Trump ameaça taxar Canadá em 100% caso país feche acordo com a China
Ex-presidente dos EUA faz provocações e impõe condições rígidas após anúncio de parceria estratégica entre Canadá e China.
Em postagem recente, Donald Trump afirmou que o Canadá não servirá de 'porto de descarga' para produtos chineses, reacendendo provocações ao chamar a liderança canadense de 'governador', numa referência à ideia de transformar o país no 51º estado americano.
O ex-presidente dos Estados Unidos, Donald Trump, ameaçou impor uma tarifa de 100% sobre produtos canadenses caso o Canadá finalize um acordo comercial com a China.

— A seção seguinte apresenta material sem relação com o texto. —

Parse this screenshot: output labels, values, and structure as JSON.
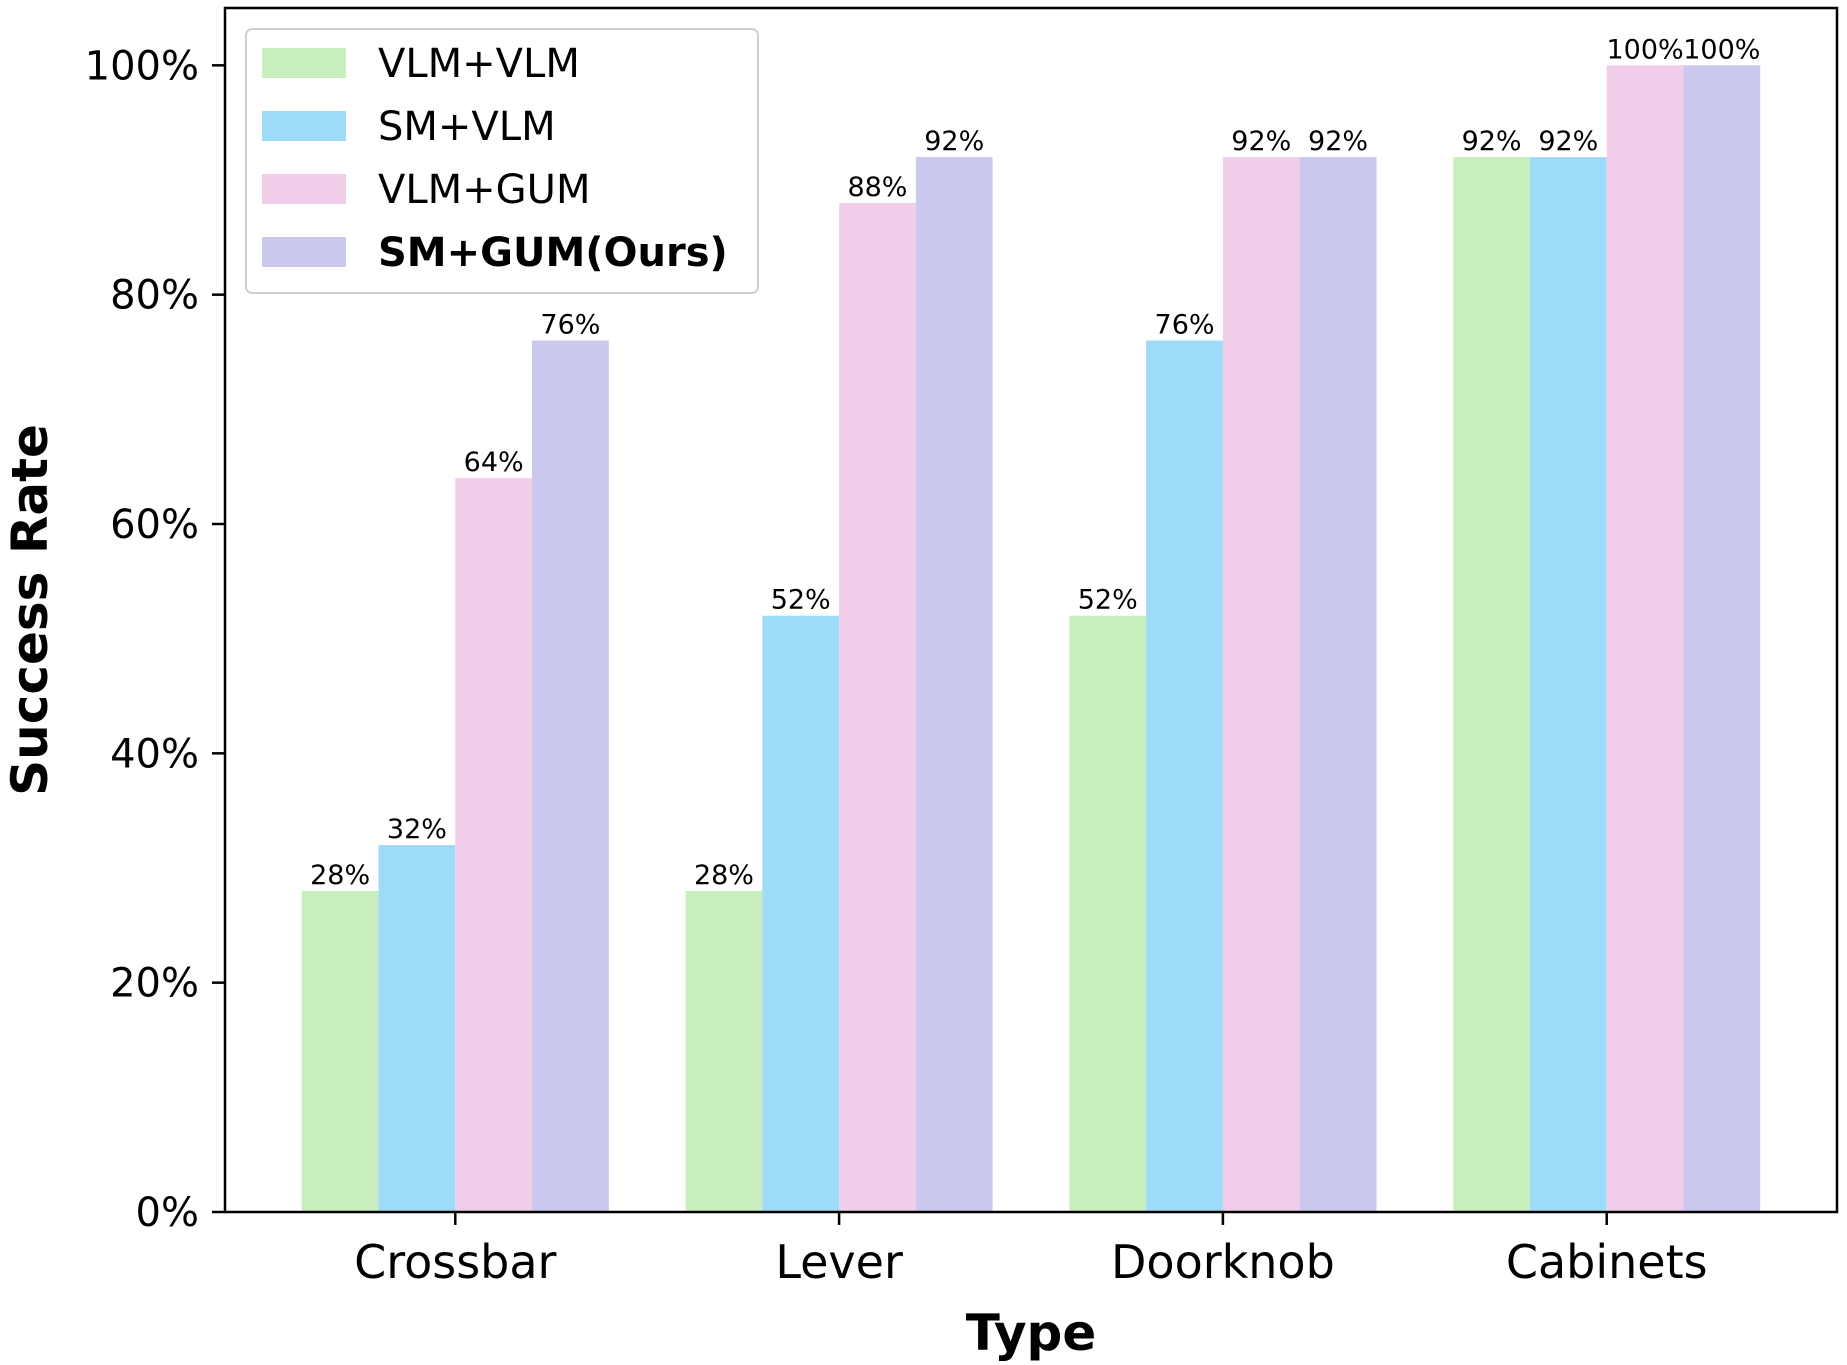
{
  "chart_data": {
    "type": "bar",
    "xlabel": "Type",
    "ylabel": "Success Rate",
    "categories": [
      "Crossbar",
      "Lever",
      "Doorknob",
      "Cabinets"
    ],
    "series": [
      {
        "name": "VLM+VLM",
        "color": "#c8eebe",
        "values": [
          28,
          28,
          52,
          92
        ],
        "labels": [
          "28%",
          "28%",
          "52%",
          "92%"
        ]
      },
      {
        "name": "SM+VLM",
        "color": "#9edbf9",
        "values": [
          32,
          52,
          76,
          92
        ],
        "labels": [
          "32%",
          "52%",
          "76%",
          "92%"
        ]
      },
      {
        "name": "VLM+GUM",
        "color": "#f0cde8",
        "values": [
          64,
          88,
          92,
          100
        ],
        "labels": [
          "64%",
          "88%",
          "92%",
          "100%"
        ]
      },
      {
        "name": "SM+GUM(Ours)",
        "color": "#cac8ee",
        "values": [
          76,
          92,
          92,
          100
        ],
        "labels": [
          "76%",
          "92%",
          "92%",
          "100%"
        ],
        "bold": true
      }
    ],
    "ylim": [
      0,
      105
    ],
    "yticks": [
      0,
      20,
      40,
      60,
      80,
      100
    ],
    "ytick_labels": [
      "0%",
      "20%",
      "40%",
      "60%",
      "80%",
      "100%"
    ],
    "grid": false,
    "legend_position": "top-left"
  }
}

Em publicação na plataforma Truth Social neste sábado (24), Trump declarou que, se o primeiro-ministro canadense, Mark Carney, "pensa que vai transformar o Canadá em um 'porto de descarga' para a China enviar mercadorias e produtos para os Estados Unidos, está muito enganado".
"Se o Canadá fechar um acordo com a China, estará imediatamente sujeito a uma tarifa de 100% sobre todos os bens e produtos canadenses que entrarem nos EUA", escreveu Trump.
Na mesma publicação, Trump voltou a provocar o Canadá ao se referir ao primeiro-ministro como "governador", repetindo ironias feitas anteriormente ao ex-premiê Justin Trudeau, quando sugeriu que o Canadá poderia se tornar o 51º estado dos EUA.
Nesta semana, China e Canadá anunciaram uma nova parceria estratégica após a visita de Carney a Pequim. O acordo prevê a redução das tarifas chinesas sobre a canola canadense — produto do qual a China foi responsável por 94% das exportações canadenses em 2023, segundo o Canola Council.
Em 2025, a China havia imposto uma tarifa de 75,8% à canola canadense em resposta a restrições do Canadá à entrada de veículos elétricos chineses, impactando fortemente o setor agrícola canadense. Com o novo acordo, espera-se que as tarifas caiam para 15% até março.
Como contrapartida, o Canadá permitirá a entrada de quase 50 mil carros elétricos chineses em seu mercado, com tarifa de 6,1% — bem inferior aos 100% impostos durante o governo Trudeau. A expectativa é que a cota suba gradualmente para 70 mil veículos em cinco anos.
A iniciativa sinaliza o esforço do governo Carney para reconstruir relações com a China, seu maior parceiro comercial após os EUA, após anos de atritos durante a gestão Trudeau. Em coletiva à imprensa durante a viagem à China, Carney comemorou a redução das tarifas sobre os carros elétricos chineses.
"Esse é um retorno aos níveis anteriores aos recentes atritos comerciais, mas sob um acordo que promete muito mais para os canadenses", afirmou Carney.